On a broader scale within the supply side, CPM points out that of the estimated $10 billion that were allocated in 2007 for exploration expenditures (this figure from Metals Economic Group), just 3% or $299.7 million went towards platinum exploration. The global increase in exploration and mining activity across metals has “led to a scarcity of qualified personnel [and equipment] in all areas of the mining industry.” This is already affecting existing mining operations and the position is expected to worsen in the future. The problem with equipment is hampering exploration and development projects, while costs have increased. The group suggests that mining projects across the board will be under considerable stress over the next several years as a result of intense competition for the necessary infrastructure – be it human or inanimate.
Refined supplies of platinum to the market are projected to fall by 1.4% this year by 109,000 ounces to 7.32 million ounces, with the bulk of the decline coming from South Africa, along with a small decline from Russia. North American output is expected to rise (with this increase to accelerate in 2009 as a result of increased by-product supply for new base metal operations). Secondary supply accounted for 920,000 ounces last year, a 7% increase over 2006, while this year this component could rise by over 8% to a million ounces.

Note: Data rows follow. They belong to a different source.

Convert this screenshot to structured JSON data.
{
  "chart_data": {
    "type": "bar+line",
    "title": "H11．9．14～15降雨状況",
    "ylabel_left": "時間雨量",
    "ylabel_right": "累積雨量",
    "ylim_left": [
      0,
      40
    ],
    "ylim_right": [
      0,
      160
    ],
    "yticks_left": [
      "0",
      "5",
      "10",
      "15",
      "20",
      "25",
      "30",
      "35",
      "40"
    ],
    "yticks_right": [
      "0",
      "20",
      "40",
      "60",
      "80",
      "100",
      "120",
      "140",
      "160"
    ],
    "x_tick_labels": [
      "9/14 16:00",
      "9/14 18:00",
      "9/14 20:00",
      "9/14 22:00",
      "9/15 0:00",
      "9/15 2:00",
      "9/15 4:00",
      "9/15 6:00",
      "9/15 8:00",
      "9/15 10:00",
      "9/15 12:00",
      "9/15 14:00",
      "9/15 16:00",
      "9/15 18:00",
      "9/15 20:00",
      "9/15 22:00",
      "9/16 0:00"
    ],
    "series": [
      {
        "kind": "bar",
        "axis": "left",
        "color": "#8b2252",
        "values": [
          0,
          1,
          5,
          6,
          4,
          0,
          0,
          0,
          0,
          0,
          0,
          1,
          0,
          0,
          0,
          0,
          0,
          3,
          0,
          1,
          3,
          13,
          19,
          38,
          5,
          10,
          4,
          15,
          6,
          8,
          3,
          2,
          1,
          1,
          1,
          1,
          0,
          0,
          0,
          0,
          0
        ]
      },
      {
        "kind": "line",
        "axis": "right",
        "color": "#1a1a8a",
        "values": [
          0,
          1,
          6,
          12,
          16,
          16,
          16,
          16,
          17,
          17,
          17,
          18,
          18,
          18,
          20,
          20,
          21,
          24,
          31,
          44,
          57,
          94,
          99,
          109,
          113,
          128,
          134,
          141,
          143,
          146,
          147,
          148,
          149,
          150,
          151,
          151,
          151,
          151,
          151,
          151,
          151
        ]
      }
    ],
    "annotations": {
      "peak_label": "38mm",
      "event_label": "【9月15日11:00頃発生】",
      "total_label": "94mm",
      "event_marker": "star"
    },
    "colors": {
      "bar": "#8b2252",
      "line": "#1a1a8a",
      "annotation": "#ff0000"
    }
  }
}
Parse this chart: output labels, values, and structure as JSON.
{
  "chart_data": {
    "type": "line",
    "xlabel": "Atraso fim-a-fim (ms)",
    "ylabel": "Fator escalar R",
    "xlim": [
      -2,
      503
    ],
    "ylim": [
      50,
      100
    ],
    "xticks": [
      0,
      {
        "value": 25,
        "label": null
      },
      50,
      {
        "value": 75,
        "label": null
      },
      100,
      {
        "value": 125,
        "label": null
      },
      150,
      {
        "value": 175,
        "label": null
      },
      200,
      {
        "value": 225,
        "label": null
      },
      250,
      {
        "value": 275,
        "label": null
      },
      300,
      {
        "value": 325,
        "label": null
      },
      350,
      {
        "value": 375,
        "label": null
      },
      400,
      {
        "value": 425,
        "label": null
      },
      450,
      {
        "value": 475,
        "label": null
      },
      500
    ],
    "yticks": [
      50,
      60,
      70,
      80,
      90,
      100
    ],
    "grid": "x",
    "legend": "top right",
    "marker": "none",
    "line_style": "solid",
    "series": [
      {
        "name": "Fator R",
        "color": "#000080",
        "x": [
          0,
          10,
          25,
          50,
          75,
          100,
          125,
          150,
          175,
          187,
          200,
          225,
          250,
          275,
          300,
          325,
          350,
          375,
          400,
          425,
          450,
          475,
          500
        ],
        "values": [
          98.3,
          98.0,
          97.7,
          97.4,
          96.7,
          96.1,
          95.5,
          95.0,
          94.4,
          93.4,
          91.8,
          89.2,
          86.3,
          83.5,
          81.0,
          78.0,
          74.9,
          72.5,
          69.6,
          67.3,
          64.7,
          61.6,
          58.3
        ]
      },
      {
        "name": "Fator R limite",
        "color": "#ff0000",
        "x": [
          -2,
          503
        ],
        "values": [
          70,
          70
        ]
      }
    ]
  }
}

Fabrication demand, by contrast, continues to rise with the global auto production and sales running strong in 2008 which leads to increased usage in emission control catalysts, as well as demand in petroleum refining catalysts. Despite further forecast shrinkage in jewelry demand (albeit a small fall); fabrication demand is expected to grow by 3.2% this year to 7.29 million ounces. The strongest growth is likely to come from chemical and petroleum refining catalysts, which are expected to score a 9.8% increase this year while emission control catalysts are expected to absorb 4% more platinum than they did last year. Jewelry use is expected to fall by almost 6%.
The survey states the fact that platinum end-users have been seeking substitutes for several years by virtue of platinum’s cost and that fabricators have been looking to minimize its use because it is an expensive metal to work with. It is thought possible that the current rise in prices may pressure some of the more price-sensitive consumers out of the market, but the bulk of platinum demand is relatively price-inelastic, especially given that catalysts, which take up approximately 65% of platinum usage, have only limited scope for substitution.
While platinum demand is at risk in several of its uses, none of the potential threats are likely to have any material impact on platinum demand, at least over the short to medium term.
This backdrop sets the scene for the activity in the investment market. CPM suggests that while the supportive underlying fundamentals have definitely contributed to the upward pressure on prices, “it may be investor buying that has had the greatest effect.” Investor attitudes towards platinum have been changing since 2005 and this has made the market relatively more liquid; consequently there is increased investor interest in holding the metals, as well as the fact that commodities as a whole have been receiving increased attention from the investor community. The group estimates that investors, largely institutions, have spent more that $2.2 billion in the platinum bullion market over the past four years.